Building NLP Text and Speech Datasets for Low Resourced Languages in East Africa
The project will deliver open, accessible, and high-quality text and speech datasets for low-resource East African languages from Uganda, Tanzania, and Kenya. Taking advantage of the advances in NLP and voice technology requires a large corpora of high quality text and speech datasets. This project will aim to provide this data for these languages: Luganda, Runyankore-Rukiga, Acholi, Swahili, and Lumasaaba.
The speech data for Luganda and Swahilli will be geared towards training a speech-to-text engine for an SDG relevant use-case and general-purpose ASR models that could be used in tasks such as driving aids for people with disabilities and development of AI tutors to support early education. Monolingual and parallel text corpora will be used in several NLP applications that need NLP models, including natural language classification, topic classification, sentiment analysis, spell checking and correction, and machine translation.
Open Source Datasets for Local Ghanaian Languages: A Case for Twi and Ga
This project will develop a new speech dataset that makes it possible for Twi (Asante, Akuapim, Fante dialects) and Ga speakers in Ghana with low English literacy to access digital financial services in their native language.

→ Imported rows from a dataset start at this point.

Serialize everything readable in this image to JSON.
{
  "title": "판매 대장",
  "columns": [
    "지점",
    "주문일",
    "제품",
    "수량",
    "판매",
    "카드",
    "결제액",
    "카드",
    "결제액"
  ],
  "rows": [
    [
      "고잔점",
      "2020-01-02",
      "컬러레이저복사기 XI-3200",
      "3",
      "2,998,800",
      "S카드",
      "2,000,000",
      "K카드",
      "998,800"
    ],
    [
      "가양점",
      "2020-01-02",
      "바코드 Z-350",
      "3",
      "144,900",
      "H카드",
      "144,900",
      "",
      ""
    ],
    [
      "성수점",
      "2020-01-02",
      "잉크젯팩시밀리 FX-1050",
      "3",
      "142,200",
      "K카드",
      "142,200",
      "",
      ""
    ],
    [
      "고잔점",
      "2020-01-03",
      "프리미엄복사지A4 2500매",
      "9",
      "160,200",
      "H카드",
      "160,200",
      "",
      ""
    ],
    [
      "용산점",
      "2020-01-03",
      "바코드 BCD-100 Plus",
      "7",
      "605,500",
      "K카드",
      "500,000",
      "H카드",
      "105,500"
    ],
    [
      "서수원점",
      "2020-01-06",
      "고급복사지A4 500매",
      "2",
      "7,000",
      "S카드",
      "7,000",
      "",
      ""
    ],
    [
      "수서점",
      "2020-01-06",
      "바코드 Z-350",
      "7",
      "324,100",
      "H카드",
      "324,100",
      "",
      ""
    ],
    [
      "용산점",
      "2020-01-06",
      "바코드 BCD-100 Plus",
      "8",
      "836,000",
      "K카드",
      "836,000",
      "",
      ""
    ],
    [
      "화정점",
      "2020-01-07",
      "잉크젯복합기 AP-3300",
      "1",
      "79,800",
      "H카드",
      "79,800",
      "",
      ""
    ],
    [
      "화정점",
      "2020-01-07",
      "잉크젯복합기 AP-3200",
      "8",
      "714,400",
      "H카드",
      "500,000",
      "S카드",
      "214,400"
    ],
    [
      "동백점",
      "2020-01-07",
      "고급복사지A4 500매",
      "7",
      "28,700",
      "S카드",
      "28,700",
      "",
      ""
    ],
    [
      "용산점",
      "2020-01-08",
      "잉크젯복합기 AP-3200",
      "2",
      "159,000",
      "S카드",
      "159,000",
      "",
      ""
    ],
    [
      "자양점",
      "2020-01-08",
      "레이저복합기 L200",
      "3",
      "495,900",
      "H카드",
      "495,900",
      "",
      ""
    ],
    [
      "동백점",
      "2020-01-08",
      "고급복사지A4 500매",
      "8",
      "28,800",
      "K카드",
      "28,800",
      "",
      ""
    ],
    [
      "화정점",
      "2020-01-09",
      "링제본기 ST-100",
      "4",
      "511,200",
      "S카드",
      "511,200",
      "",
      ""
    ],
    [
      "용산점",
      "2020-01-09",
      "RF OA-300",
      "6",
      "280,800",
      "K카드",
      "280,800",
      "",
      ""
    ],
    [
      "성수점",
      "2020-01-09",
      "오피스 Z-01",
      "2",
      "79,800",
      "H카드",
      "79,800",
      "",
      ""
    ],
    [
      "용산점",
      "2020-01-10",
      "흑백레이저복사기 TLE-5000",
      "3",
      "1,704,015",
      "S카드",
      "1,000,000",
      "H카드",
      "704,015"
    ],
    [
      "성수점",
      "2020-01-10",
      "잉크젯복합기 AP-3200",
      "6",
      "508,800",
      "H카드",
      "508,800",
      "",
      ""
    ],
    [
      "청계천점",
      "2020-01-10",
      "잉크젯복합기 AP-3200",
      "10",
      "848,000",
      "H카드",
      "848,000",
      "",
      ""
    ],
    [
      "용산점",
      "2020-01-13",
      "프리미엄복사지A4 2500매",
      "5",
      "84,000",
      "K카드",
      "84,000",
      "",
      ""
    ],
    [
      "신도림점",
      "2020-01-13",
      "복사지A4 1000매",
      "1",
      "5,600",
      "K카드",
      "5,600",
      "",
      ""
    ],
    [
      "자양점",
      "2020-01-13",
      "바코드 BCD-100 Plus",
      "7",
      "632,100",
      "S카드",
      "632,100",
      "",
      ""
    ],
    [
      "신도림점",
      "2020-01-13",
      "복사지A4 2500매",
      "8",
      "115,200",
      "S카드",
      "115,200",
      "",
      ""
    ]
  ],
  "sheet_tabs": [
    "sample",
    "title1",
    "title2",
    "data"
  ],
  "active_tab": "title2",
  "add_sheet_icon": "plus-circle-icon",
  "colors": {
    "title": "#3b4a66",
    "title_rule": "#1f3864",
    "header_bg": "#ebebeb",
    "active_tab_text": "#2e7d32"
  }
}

Access to digital financial services will serve as the immediate use case—however, the bulk of the collected data will be additionally useful for other purposes. The team will build a phonetically balanced speech corpus (with transcriptions and rough English translations) that is focused on the financial domain, and since the speech corpus will be phonetically balanced, it should be useful in acoustic modeling for use cases beyond accessing digital financial services.
KenCorpus: Kenyan Languages Corpus
This project recognizes that language plays a central role in preserving identity and culture and in equalizing access to information. The team will build the KenCorpus (Kenyan Languages Corpus) with the goal of providing rich textual and speech data resources for selected languages spoken in Kenya.
The KenCorpus will be collected from Kiswahili, Luhyia, and Dholuo languages and is a deliberate effort to provide equal opportunities, inclusivity, participation in decision-making, and accessibility to information by providing a base dataset for building NLP tools (e.g., POS taggers, Machine Translation systems, Automatic Speech Recognition, Text to Speech, Question Answering and Conversational agents in African languages).
This project will have a great impact on the methodologies used in the rapid assembly of corpora for under-resourced languages, shed light on how to prepare and annotate speech and texts for use in multilingual communities, and inspire the growth of human language technology firms across Africa.
Development of Corpus, Sentiment, and Hate Speech Lexicon for Major Nigerian Languages
Sentiment analysis is a novel field of research in Natural Language Processing that deals with the identification and classification of people’s opinions and sentiments about products and services contained in a piece of text, usually in web data. While there are various resources and datasets proposed in the research community, most of them are for English, Chinese, and European languages. However, there are several under-resourced languages being used in Nigeria. For example, the Hausa, the Yoruba, and the Igbo languages are the most widely spoken languages in Nigeria, with over 150 million speakers in Nigeria alone, and widely used in other African countries—though there are few resources for sentiment analysis in these languages.
The sentiment lexicon is one of the most crucial resources for most sentiment analysis tasks, and the huge amount of data generated in these languages through social media remain untapped. Thus, the team will seek to develop a corpus, sentiment lexicon, and hate speech lexicon for Hausa, Yoruba and Igbo languages.